- Church: Church of England
- Diocese: Diocese of Carlisle
- In office: 2025 to present
- Predecessor: Rt Revd James Newcombe

Orders
- Ordination: 2005 (deacon) 2006 (priest)
- Consecration: 15 July 2022

Personal details
- Born: Robert James Saner-Haigh 1973 (age 52–53)
- Denomination: Anglicanism
- Education: University of Birmingham (BA, MPhil); Wycliffe Hall, Oxford (BA);

= Rob Saner-Haigh =

British Anglican bishop

Robert James Saner-Haigh (born 1973) is a British Anglican bishop. He is currently the Bishop of Carlisle, having previously been the Bishop of Penrith — the sole suffragan bishop of the Diocese of Carlisle — from 2022 to 2025. Before this he was a residentiary canon of Newcastle Cathedral and Director of Mission and Ministry for the Diocese of Newcastle since 2020.

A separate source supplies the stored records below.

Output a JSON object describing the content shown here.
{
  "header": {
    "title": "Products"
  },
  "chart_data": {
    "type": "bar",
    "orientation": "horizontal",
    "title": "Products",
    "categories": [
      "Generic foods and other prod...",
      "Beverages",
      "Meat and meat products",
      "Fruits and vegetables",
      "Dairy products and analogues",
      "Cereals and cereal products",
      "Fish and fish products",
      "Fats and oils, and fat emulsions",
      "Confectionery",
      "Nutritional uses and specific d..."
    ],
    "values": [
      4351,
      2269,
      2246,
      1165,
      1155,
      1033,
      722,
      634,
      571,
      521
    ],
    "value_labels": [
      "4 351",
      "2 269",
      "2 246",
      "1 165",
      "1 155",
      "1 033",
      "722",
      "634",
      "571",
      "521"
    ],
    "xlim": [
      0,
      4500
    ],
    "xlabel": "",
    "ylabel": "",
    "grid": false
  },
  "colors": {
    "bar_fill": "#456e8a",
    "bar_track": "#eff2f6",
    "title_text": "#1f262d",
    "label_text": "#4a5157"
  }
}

==Early life and education==
He was educated at Birmingham University, graduating with a BA in Ancient History and Archaeology in 1994 and an MPhil in Archaeology in 1998, followed by training for ministry at Wycliffe Hall, Oxford, receiving a BA in 2004, upgraded to an MA in 2008.

==Ordained ministry==
He was ordained deacon in 2005, and priest in 2006. He was curate of Appleby-in-Westmorland in the Diocese of Carlisle from 2005 to 2007, then from 2007 to 2010 held the joint post of bishop's domestic chaplain, and curate of Dalston with Cumdivock, in the same diocese. From 2008 to 2010, he was also director of ordinands for the diocese.

In 2010, he was appointed priest in charge of Kendal Parish Church, and held that position until 2020 when he became a residentiary canon of Newcastle Cathedral and Director of Mission and Ministry for the Diocese of Newcastle.

On 27 May 2022, it was announced that he was to become Bishop of Penrith in the Diocese of Carlisle. He was consecrated as a bishop by Stephen Cottrell, Archbishop of York, on 15 July 2022 during a service in York Minster. Following the retirement of James Newcome as Bishop of Carlisle in August 2023, Saner-Haigh was acting diocesan bishop of the Diocese of Carlisle.

On 9 May 2025, it was announced that he would become the Bishop of Carlisle.His election was confirmed on the 1 September 2025 and he was installed at Carlisle Cathedral on 29 November 2025.

===Views===
He holds a "traditional view of Holy Matrimony" (i.e. one man and one woman).